By SARAH OOKO
In Summary
- Contest between motorists and other road users usually culminate in road accidents that kill or seriously injure someone every six seconds.
- United Nations Environment Programme (Unep) is now promoting a global programme dubbed ‘Share the Road’ to address some of these challenges on the road
Scholastica Omoga walks to work daily from her Kibera slum house to Westlands shopping centre, taking one hour to cover about 10 kilometres.
Sections of the distance are narrow and often busy
with cars, buses, vans, handcart pushers, cyclists, and the pedestrians
like Ms Omoga. It is often a delicate balancing act because the
sidewalks are not adequate.
Ms Omoga says she always crosses her fingers and prays not to be hit by the vehicles moving at high speed, and, for the matatus, stopping at the wrong points to pick up and drop passengers.
Other Kenyans staying in busy cities like Nairobi
go through a similar scenario of competing for road space, especially
during the peak hours when the bulk of the people report to or return
from work.
This contest between motorists and other road
users usually culminate in road accidents that kill or seriously injure
someone every six seconds, says Unep. This makes a yearly toll of about
1.2 million fatalities mostly in developing nations, adds the agency.
In Kenya, the World Health Organisation (WHO) estimates that road crashes kill between 3,000 and 13,000 people every year.
Road traffic injury represents about 45 to 60 per
cent of all admissions in Kenya’s surgical wards, further straining the
country’s already overstretched health system.
A 2003 study indicated that road traffic injuries
cost Kenya between Sh5 billion and Sh10 billion annually, which figures
do not take care of costs associated with lost productivity arising from
deaths and disability.
However, the United Nations Environment Programme
(Unep) is now promoting a global programme dubbed ‘Share the Road’ to
address some of these challenges on the road.
The agency is advocating for a road construction suitable for motorised transport and walking, cycling and skating.
“Our message is simple: build roads with adequate
walking and cycling facilities to save lives and propel development,”
says Rob de Jong, the head of transport unit at Unep’s Division of
Technology, Industry and Economics. Mr Michael Njonge, the traffic
manager at the Kenya Urban Roads Authority (Kura) says new design for
roads is long overdue.
He says Kenyan roads lack facilities to
accommodate the rising number of people coming into the urban centres.

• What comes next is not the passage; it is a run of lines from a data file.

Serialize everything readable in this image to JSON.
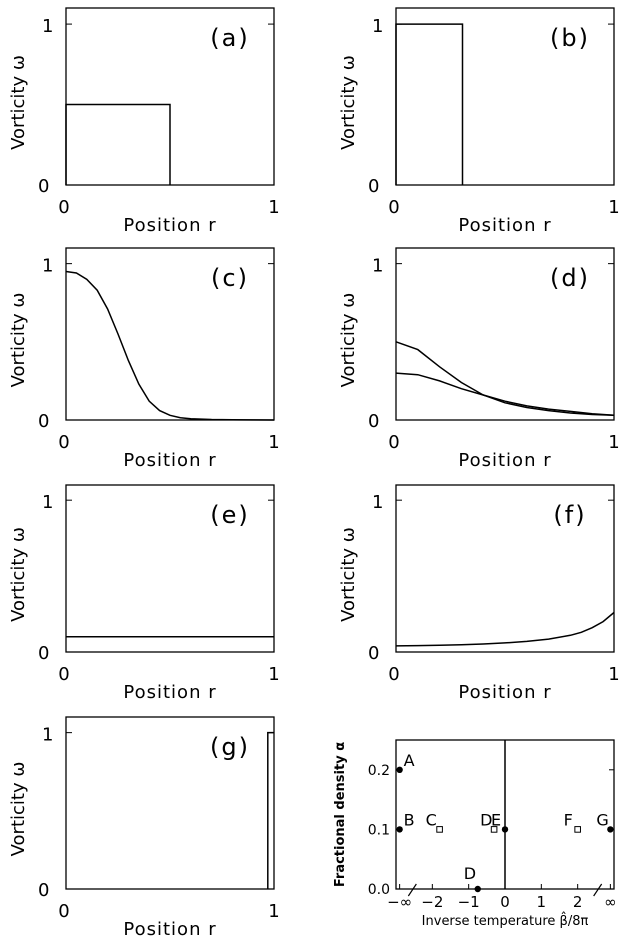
{
  "chart_data": [
    {
      "type": "line",
      "panel": "(a)",
      "xlabel": "Position r",
      "ylabel": "Vorticity ω",
      "xlim": [
        0,
        1
      ],
      "ylim": [
        0,
        1.1
      ],
      "x_ticks": [
        "0",
        "1"
      ],
      "y_ticks": [
        "0",
        "1"
      ],
      "series": [
        {
          "x": [
            0,
            0,
            0.5,
            0.5
          ],
          "y": [
            0,
            0.5,
            0.5,
            0
          ]
        }
      ]
    },
    {
      "type": "line",
      "panel": "(b)",
      "xlabel": "Position r",
      "ylabel": "Vorticity ω",
      "xlim": [
        0,
        1
      ],
      "ylim": [
        0,
        1.1
      ],
      "x_ticks": [
        "0",
        "1"
      ],
      "y_ticks": [
        "0",
        "1"
      ],
      "series": [
        {
          "x": [
            0,
            0,
            0.305,
            0.305
          ],
          "y": [
            0,
            1,
            1,
            0
          ]
        }
      ]
    },
    {
      "type": "line",
      "panel": "(c)",
      "xlabel": "Position r",
      "ylabel": "Vorticity ω",
      "xlim": [
        0,
        1
      ],
      "ylim": [
        0,
        1.1
      ],
      "x_ticks": [
        "0",
        "1"
      ],
      "y_ticks": [
        "0",
        "1"
      ],
      "series": [
        {
          "x": [
            0,
            0.05,
            0.1,
            0.15,
            0.2,
            0.25,
            0.3,
            0.35,
            0.4,
            0.45,
            0.5,
            0.55,
            0.6,
            0.7,
            0.8,
            0.9,
            1.0
          ],
          "y": [
            0.95,
            0.94,
            0.9,
            0.83,
            0.71,
            0.55,
            0.38,
            0.23,
            0.12,
            0.06,
            0.03,
            0.015,
            0.008,
            0.003,
            0.001,
            0.0005,
            0.0003
          ]
        }
      ]
    },
    {
      "type": "line",
      "panel": "(d)",
      "xlabel": "Position r",
      "ylabel": "Vorticity ω",
      "xlim": [
        0,
        1
      ],
      "ylim": [
        0,
        1.1
      ],
      "x_ticks": [
        "0",
        "1"
      ],
      "y_ticks": [
        "0",
        "1"
      ],
      "series": [
        {
          "x": [
            0,
            0.1,
            0.2,
            0.3,
            0.4,
            0.5,
            0.6,
            0.7,
            0.8,
            0.9,
            1.0
          ],
          "y": [
            0.5,
            0.45,
            0.34,
            0.24,
            0.16,
            0.11,
            0.08,
            0.06,
            0.045,
            0.035,
            0.03
          ]
        },
        {
          "x": [
            0,
            0.1,
            0.2,
            0.3,
            0.4,
            0.5,
            0.6,
            0.7,
            0.8,
            0.9,
            1.0
          ],
          "y": [
            0.3,
            0.29,
            0.25,
            0.2,
            0.16,
            0.12,
            0.09,
            0.07,
            0.055,
            0.04,
            0.03
          ]
        }
      ]
    },
    {
      "type": "line",
      "panel": "(e)",
      "xlabel": "Position r",
      "ylabel": "Vorticity ω",
      "xlim": [
        0,
        1
      ],
      "ylim": [
        0,
        1.1
      ],
      "x_ticks": [
        "0",
        "1"
      ],
      "y_ticks": [
        "0",
        "1"
      ],
      "series": [
        {
          "x": [
            0,
            1
          ],
          "y": [
            0.1,
            0.1
          ]
        }
      ]
    },
    {
      "type": "line",
      "panel": "(f)",
      "xlabel": "Position r",
      "ylabel": "Vorticity ω",
      "xlim": [
        0,
        1
      ],
      "ylim": [
        0,
        1.1
      ],
      "x_ticks": [
        "0",
        "1"
      ],
      "y_ticks": [
        "0",
        "1"
      ],
      "series": [
        {
          "x": [
            0,
            0.1,
            0.2,
            0.3,
            0.4,
            0.5,
            0.6,
            0.7,
            0.8,
            0.85,
            0.9,
            0.95,
            1.0
          ],
          "y": [
            0.04,
            0.042,
            0.045,
            0.048,
            0.053,
            0.06,
            0.07,
            0.085,
            0.11,
            0.13,
            0.16,
            0.2,
            0.26
          ]
        }
      ]
    },
    {
      "type": "line",
      "panel": "(g)",
      "xlabel": "Position r",
      "ylabel": "Vorticity ω",
      "xlim": [
        0,
        1
      ],
      "ylim": [
        0,
        1.1
      ],
      "x_ticks": [
        "0",
        "1"
      ],
      "y_ticks": [
        "0",
        "1"
      ],
      "series": [
        {
          "x": [
            0.97,
            0.97,
            1.0
          ],
          "y": [
            0,
            1,
            1
          ]
        }
      ]
    },
    {
      "type": "scatter",
      "xlabel": "Inverse temperature β̂/8π",
      "ylabel": "Fractional density α",
      "xlim": [
        -3,
        3
      ],
      "ylim": [
        0,
        0.25
      ],
      "x_ticks": [
        {
          "value": -2.9,
          "label": "−∞"
        },
        {
          "value": -2,
          "label": "−2"
        },
        {
          "value": -1,
          "label": "−1"
        },
        {
          "value": 0,
          "label": "0"
        },
        {
          "value": 1,
          "label": "1"
        },
        {
          "value": 2,
          "label": "2"
        },
        {
          "value": 2.9,
          "label": "∞"
        }
      ],
      "y_ticks": [
        "0.0",
        "0.1",
        "0.2"
      ],
      "vertical_line_x": 0,
      "points": [
        {
          "label": "A",
          "x": -2.9,
          "y": 0.2,
          "marker": "filled"
        },
        {
          "label": "B",
          "x": -2.9,
          "y": 0.1,
          "marker": "filled"
        },
        {
          "label": "C",
          "x": -1.8,
          "y": 0.1,
          "marker": "open"
        },
        {
          "label": "D",
          "x": -0.3,
          "y": 0.1,
          "marker": "open"
        },
        {
          "label": "E",
          "x": 0,
          "y": 0.1,
          "marker": "filled"
        },
        {
          "label": "F",
          "x": 2,
          "y": 0.1,
          "marker": "open"
        },
        {
          "label": "G",
          "x": 2.9,
          "y": 0.1,
          "marker": "filled"
        },
        {
          "label": "D",
          "x": -0.75,
          "y": 0.0,
          "marker": "filled"
        }
      ]
    }
  ]
}
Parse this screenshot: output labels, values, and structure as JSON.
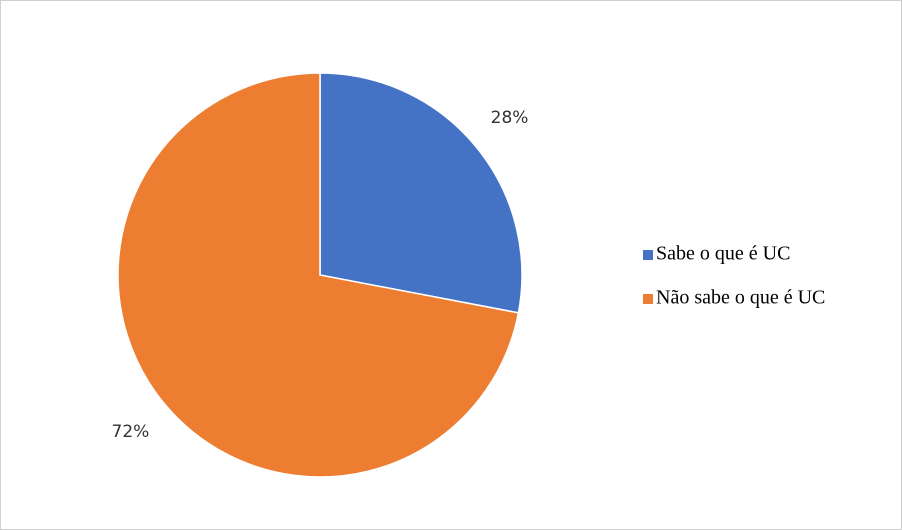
{
  "chart_data": {
    "type": "pie",
    "categories": [
      "Sabe o que é UC",
      "Não sabe o que é UC"
    ],
    "values": [
      28,
      72
    ],
    "value_labels": [
      "28%",
      "72%"
    ],
    "colors": [
      "#4472c4",
      "#ed7d31"
    ],
    "legend": "right"
  }
}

About 30 per cent of Kenyans live in urban centres now, but this is
expected to double by the year 2030.
Walking and cycling constitute more than 50 per
cent of journeys made in urban cities like Nairobi, he said. “It’s no
longer a question of whether we can afford it or not. We just have to
build roads with adequate space for vehicles and other modes of
transport,” he says.
Wilson Tikwa, the chief road safety officer at
Kura says “it’s clear that at any point in our cities, we have more
people on foot than in cars.”
It doesn’t make sense, Mr Tikwa said, to implement
a multi-billion shilling road project for few motorists but fail to
construct anything for thousands of other road users.”